William Champ was born on 15th April 1808 in Essex in England. After receiving an education at the Royal Military College in Sandhurst, he joined the army at age 18.
By 1826, Champ was serving as an ensign with the 63rd Regiment of Foot. He rose to the rank of lieutenant by 1828, when the Regiment was posted to Sydney.
In 1830, Champ took part in the Black War, a conflict that ended with the virtual extermination of Tasmania’s Aboriginal population.
Champ wanted to settle in Van Diemen’s Land after this, so he sold his army commission. But he had to leave with the Regiment when it was sent to India because the official notification of his discharge didn’t reach Hobart in time. It was while he was in India that he received the notification, but decided to join the army’s ranks again.
He eventually left the army for good.
Career as a public servant
Champ returned to Van Diemen’s Land in 1834 to take up farming. But in 1836 he was appointed as a justice of the peace, and also became assistant police magistrate in Hobart. His long career as a public servant had begun.
Meanwhile in March 1837 Champ married Helen Abigail, daughter of his neighbour, Major James Gibson, formerly of the 15th Hussars; between 1839 and 1851 they had three sons and five daughters.
In January 1844, Champ succeeded Captain Charles O’Hara Booth of the 21st Fusiliers, as commandant of the Port Arthur penal settlement. He earned a reputation as a firm, just, and humane commandant, but he clashed with Lieutenant-Governor Sir William Denison over the convict system. He established Port Arthur’s beautiful and tranquil gardens “for the ladies of the Settlement to walk in”.
Champ claimed that his salary was insufficient to cover the entertainment expenses incurred in the course of his duties as Commandant. He eventually resigned in January 1846 to become the Acting Comptroller-General of Convicts, which was a better-paid position. John Hampton took over as Comptroller-General in October 1846, and Champ returned to Port Arthur as Commandant, albeit with reduced responsibilities and a pay cut. When the position of Commandant was abolished in 1848, he was granted a £160 a year pension and stayed at Port Arthur until 1850.
In 1853, Champ was appointed as Colonial Secretary and Registrar of Records upon the recommendation of Lieutenant-Governor Denison. When responsible government in Tasmania was introduced in 1855, however, he lost these positions, but received £6,000 as compensation.
William Champ becomes Premier
Champ wasn’t out of work for long: he was elected one of the members for Launceston in the new House of Assembly, and became the first premier of Tasmania on 1st November 1856. Ironically though, he had no liking for politics. He also opposed a resolution to reduce the Governor’s salary. On 26th February 1857, Champ’s ministry ceased to hold office. He had been Premier for just 117 days. He continued briefly as opposition leader in 1857 but resigned shortly after.
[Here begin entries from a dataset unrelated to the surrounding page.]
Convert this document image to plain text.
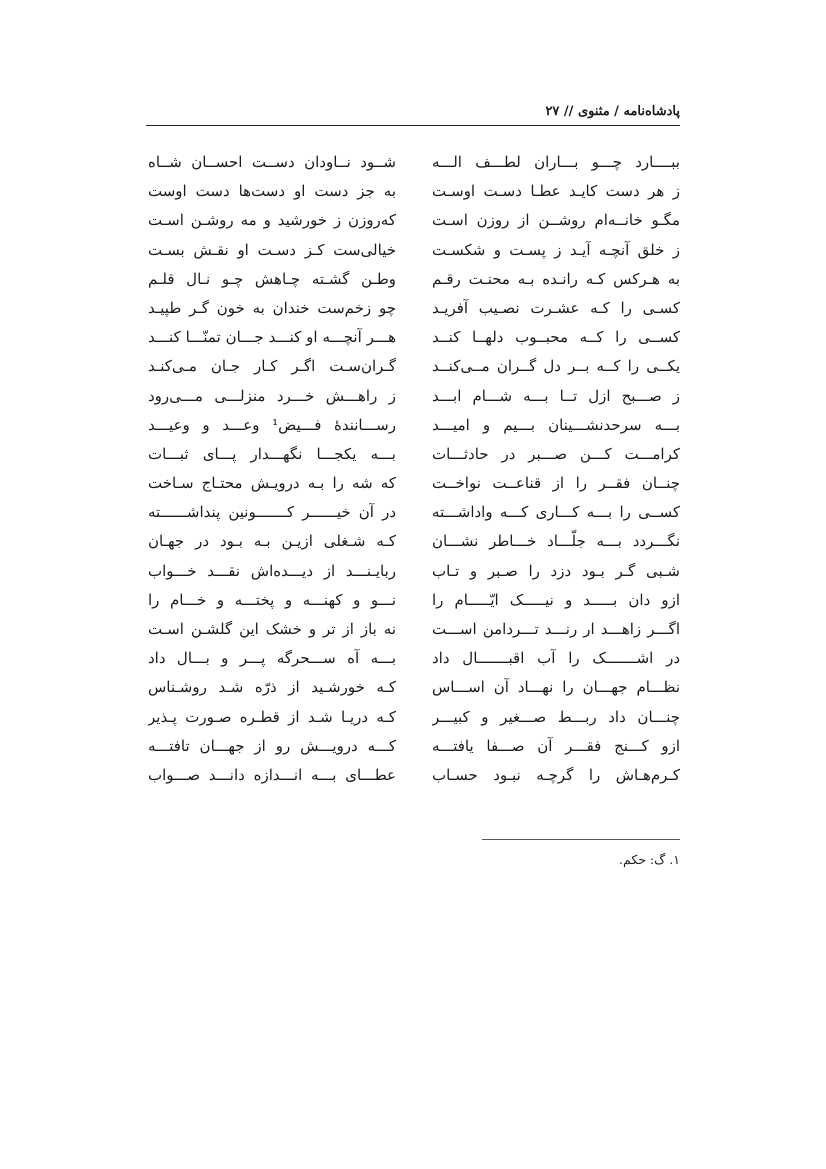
پادشاه‌نامه / مثنوی // ۲۷
ببــــارد چـــو بـــاران لطـــف الـــه
ز هر دست کایـد عطـا دسـت اوسـت
مگـو خانــه‌ام روشــن از روزن اسـت
ز خلق آنچـه آیـد ز پسـت و شکسـت
به هـرکس کـه رانـده بـه محنـت رقـم
کسـی را کـه عشـرت نصـیب آفریـد
کســی را کــه محبــوب دلهــا کنــد
یکــی را کــه بــر دل گــران مــی‌کنــد
ز صـــبح ازل تــا بـــه شـــام ابـــد
بـــه سرحدنشـــینان بـــیم و امیـــد
کرامـــت کـــن صـــبر در حادثـــات
چنــان فقــر را از قناعــت نواخــت
کســی را بـــه کـــاری کـــه واداشـــته
نگـــردد بـــه جلّـــاد خـــاطر نشـــان
شـبی گـر بـود دزد را صـبر و تـاب
ازو دان بـــــد و نیـــــک ایّـــــام را
اگـــر زاهـــد ار رنـــد تـــردامن اســـت
در اشـــــــک را آب اقبـــــــال داد
نظـــام جهـــان را نهـــاد آن اســـاس
چنـــان داد ربـــط صـــغیر و کبیـــر
ازو کـــنج فقـــر آن صـــفا یافتـــه
کـرم‌هـاش را گرچـه نبـود حسـاب
شــود نــاودان دســت احســان شــاه
به جز دست او دست‌ها دست اوست
که‌روزن ز خورشید و مه روشـن اسـت
خیالی‌ست کـز دسـت او نقـش بسـت
وطـن گشـته چـاهش چـو نـال قلـم
چو زخم‌ست خندان به خون گـر طپیـد
هـــر آنچـــه او کنـــد جـــان تمنّـــا کنـــد
گـران‌سـت اگـر کـار جـان مـی‌کنـد
ز راهـــش خـــرد منزلـــی مـــی‌رود
رســـانندۀ فـــیض¹ وعـــد و وعیـــد
بـــه یکجـــا نگهـــدار پـــای ثبـــات
که شه را بـه درویـش محتـاج سـاخت
در آن خیــــــر کـــــــونین پنداشــــــته
کـه شـغلی ازیـن بـه بـود در جهـان
ربایـنـــد از دیـــده‌اش نقـــد خـــواب
نـــو و کهنـــه و پختـــه و خـــام را
نه باز از تر و خشک این گلشـن اسـت
بـــه آه ســـحرگه پـــر و بـــال داد
کـه خورشـید از ذرّه شـد روشـناس
کـه دریـا شـد از قطـره صـورت پـذیر
کـــه درویـــش رو از جهـــان تافتـــه
عطـــای بـــه انـــدازه دانـــد صـــواب
۱. گ: حکم.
In 1857, Champ succeeded John Price as Victoria’s Inspector-General of Penal Establishments. He held this position until his resignation on 31st December 1868. He was largely responsible for the building of Pentridge gaol, and his administration was considered strikingly successful.
Champ was eventually elected to represent East Bourke Boroughs in Victoria’s Legislative Assembly in 1871, but because of his dislike for politics, he resigned before the parliamentary session ended in March 1874.
William Champ died in East Melbourne on 25th August 1892, aged 84.
In a letter to Denison, 22 May 1852, Bishop Robert Willson wrote of Champ’s ‘universally acknowledged talents, his zeal, energy and unflinching integrity, [and] his character for justice, even among the worst description of the convict class’.
This assessment of Champ appears appropriate for his career both in Tasmania and Victoria.